1932-04-13: |
NvhN 19-04-1932: Düsseldorf-Rome per schip. Een Groningsen zeekapitein vertelt.
Düsseldorf, 13 April 1932. „Morgen! Heeft u lust een zeereis van Düsseldorf naar Rome mee te maken? Een boot, die lading voor de Tiberstad inneemt, ligt hier aan de Heerdter Hafen gereed”. Een blik op den kalender bewijst, dat wij vandaag niet meer l April schrijven. Er schijnt dus in de vraag van mijn kennis toch iets waars te zitten. Op naar Heerdt. Daar ligt hij reeds, de „Flying Irishman” van de Rotterdammer reederij James. Een motorschip, zooals men er heden ten dage bij dozijnen op den Nederrijn ziet, en waarvan de reizen naar Engeland en de Oostzeehavens niets wereldschokkends meer zijn. Maar Düsseldorf—Romer dat is nog nooit gebeurd! De Düsseldorfer haven presteert met deze vrachtverzending iets geheel nieuws. Werfinspector Werner brengt ons spoedig in kennis met kapitein J. Tonkens uit Groningen, die bevel voert op dit fonkelnieuwe zeemotorschip, dat eerst in 1931 van stapel is geloopen. De boot heeft een buitengewoon sterken Dieselmotor van 320 P.K. aan boord, waardoor zij 9 a 10 zeemijlen per uur kan loopen. Tegen den Rijnstroom op maakt de „Flying Irishman" nog altijd 12 kilometer per uur, dus een snelheid, die zich kan laten zien. Kapitein Tonkens is dan ook erg trotsch op den in Duitschland gebouwden zes cylinder Diesel- motor en heeft geen rust voordat wij in de machinekamer zijn gegaan en daar met belangstelling hebben rondgekeken.
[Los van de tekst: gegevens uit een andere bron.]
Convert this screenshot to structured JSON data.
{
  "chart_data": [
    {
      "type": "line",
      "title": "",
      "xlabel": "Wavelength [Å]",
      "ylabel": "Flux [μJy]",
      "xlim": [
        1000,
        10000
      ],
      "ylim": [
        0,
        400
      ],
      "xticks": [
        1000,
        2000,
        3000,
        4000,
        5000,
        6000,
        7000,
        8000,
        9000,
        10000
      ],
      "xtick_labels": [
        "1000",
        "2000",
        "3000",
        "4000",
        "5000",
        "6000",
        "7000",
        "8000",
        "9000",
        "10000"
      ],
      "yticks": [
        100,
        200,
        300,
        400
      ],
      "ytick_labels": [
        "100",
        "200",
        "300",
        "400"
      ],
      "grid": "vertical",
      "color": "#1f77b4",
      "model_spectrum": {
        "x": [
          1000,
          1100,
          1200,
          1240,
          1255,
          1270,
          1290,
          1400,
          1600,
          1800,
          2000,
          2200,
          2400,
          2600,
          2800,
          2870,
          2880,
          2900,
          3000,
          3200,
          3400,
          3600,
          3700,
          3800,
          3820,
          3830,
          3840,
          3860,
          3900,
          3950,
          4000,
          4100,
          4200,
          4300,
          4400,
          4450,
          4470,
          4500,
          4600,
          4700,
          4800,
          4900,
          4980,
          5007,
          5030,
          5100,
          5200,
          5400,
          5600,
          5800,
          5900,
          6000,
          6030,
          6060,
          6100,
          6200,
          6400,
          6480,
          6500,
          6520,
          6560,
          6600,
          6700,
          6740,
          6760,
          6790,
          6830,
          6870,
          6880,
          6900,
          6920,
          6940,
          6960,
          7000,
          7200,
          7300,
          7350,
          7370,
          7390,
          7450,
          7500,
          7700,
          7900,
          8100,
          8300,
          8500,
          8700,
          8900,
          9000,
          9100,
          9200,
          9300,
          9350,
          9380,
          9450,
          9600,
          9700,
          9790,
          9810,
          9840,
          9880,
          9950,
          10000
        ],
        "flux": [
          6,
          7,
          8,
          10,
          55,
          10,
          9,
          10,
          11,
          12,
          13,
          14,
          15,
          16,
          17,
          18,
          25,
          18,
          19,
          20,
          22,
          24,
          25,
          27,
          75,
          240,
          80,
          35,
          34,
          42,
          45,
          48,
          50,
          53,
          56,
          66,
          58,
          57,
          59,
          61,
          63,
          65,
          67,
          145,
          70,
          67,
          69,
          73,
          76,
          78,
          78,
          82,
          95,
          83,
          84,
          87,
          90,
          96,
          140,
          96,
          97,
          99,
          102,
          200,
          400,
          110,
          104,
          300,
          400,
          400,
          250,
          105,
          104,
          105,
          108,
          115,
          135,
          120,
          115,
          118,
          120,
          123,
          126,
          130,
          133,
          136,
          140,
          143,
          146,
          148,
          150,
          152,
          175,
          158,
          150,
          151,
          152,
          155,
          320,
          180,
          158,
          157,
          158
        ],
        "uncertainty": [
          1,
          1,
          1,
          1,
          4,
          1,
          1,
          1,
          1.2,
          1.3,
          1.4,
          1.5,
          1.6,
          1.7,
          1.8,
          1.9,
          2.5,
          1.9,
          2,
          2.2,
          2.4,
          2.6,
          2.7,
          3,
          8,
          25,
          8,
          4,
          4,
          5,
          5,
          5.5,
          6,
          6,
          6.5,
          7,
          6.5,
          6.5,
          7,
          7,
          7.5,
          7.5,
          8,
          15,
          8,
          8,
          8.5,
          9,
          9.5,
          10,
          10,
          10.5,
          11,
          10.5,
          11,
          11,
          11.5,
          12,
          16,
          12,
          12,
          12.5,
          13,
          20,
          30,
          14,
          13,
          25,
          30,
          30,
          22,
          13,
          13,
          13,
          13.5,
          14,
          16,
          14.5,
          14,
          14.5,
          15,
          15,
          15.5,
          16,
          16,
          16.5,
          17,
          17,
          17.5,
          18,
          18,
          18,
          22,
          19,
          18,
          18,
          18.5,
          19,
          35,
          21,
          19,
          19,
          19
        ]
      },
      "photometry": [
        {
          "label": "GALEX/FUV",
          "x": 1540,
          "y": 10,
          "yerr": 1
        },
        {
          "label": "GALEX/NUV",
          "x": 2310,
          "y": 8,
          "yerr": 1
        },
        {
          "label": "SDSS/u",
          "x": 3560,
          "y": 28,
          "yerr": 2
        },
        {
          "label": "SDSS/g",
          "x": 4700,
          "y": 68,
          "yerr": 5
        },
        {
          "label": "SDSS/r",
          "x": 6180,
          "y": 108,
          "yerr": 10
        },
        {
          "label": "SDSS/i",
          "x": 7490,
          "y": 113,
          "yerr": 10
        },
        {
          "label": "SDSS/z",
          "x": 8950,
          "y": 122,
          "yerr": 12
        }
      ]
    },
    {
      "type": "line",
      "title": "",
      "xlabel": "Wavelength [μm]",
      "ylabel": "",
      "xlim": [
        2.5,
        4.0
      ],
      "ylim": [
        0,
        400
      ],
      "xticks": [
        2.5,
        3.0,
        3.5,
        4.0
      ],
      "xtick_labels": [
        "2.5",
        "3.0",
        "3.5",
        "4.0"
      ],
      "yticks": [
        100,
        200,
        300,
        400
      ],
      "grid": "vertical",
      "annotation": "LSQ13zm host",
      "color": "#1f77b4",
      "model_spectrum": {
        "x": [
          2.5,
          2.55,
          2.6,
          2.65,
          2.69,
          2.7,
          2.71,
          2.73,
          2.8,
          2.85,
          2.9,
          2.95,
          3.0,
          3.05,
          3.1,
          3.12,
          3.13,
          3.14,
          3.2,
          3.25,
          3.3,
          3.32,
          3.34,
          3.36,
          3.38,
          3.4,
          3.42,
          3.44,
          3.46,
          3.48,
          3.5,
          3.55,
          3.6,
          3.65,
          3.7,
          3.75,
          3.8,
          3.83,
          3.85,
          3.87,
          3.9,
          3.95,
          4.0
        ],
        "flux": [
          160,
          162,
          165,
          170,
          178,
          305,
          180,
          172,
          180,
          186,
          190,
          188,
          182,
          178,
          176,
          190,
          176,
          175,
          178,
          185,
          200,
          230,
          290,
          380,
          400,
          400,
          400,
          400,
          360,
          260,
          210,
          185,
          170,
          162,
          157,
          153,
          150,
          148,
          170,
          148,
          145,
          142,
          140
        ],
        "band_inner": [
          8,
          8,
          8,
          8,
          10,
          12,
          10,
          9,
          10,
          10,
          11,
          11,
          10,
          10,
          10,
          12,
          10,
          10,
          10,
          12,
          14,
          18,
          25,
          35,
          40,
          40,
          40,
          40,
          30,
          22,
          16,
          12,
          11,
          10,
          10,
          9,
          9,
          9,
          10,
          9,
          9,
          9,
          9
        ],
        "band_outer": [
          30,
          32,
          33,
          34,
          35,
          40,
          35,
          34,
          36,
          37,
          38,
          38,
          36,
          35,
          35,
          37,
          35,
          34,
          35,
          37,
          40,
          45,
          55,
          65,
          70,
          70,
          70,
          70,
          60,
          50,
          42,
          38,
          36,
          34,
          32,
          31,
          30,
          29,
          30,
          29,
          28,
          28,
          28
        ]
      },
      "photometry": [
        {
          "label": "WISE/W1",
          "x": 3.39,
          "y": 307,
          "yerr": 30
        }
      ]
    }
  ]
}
De Kapitein vertelt: „Dat had ik ook niet gedacht, dat ik nog eens op een boot als deze zou staan, want ik heb patent voor de groote vaart en had nog tot voor enkele maanden een ordentelijke stoomer onder mijn voeten. Maar de gezamenlijke 12 booten van mijn oude reederij zijn nu opgelegd. Ook wij in Nederland ondervinden sterk de wereld-crisis en in het bijzonder die van Duitschland. Maar ik ben met mijn lot heelemaal tevreden. De boot hier is heel goed en de reizen zijn rijk aan afwisseling; als de vrachten nu maar niet zoo slecht waren! „Ik heb voor de vaart van Düsseldorf naar Rotterdam een dag noodig. Morgenavond lig ik dus onder de Boompjes in Rotterdam. Daar nemen we olie in, 16 ton, genoeg voor de reis naar Rome. Wanneer het goed gaat, en we niet door storm worden opgehouden, dan zijn wij komenden Donderdag in Rome, of liever in Fiumicino, de er het dichtst bij liggende zeehaven. Ik wil probeeren het Tiberkanaal op te varen, maar meestal moet daar te weinig water staan. Ik heb voor mijn boot goed tien voet water noodig en de troostrijke verzekering van onzen Nederlandschen consul, dat er altijd goed twee voet water in het Tiberkanaal staan, stemt niet hoopvol. Als 't niet gaat moet ik mijn Düsseldorfer sjamotte-steenen in Fiumicino lossen.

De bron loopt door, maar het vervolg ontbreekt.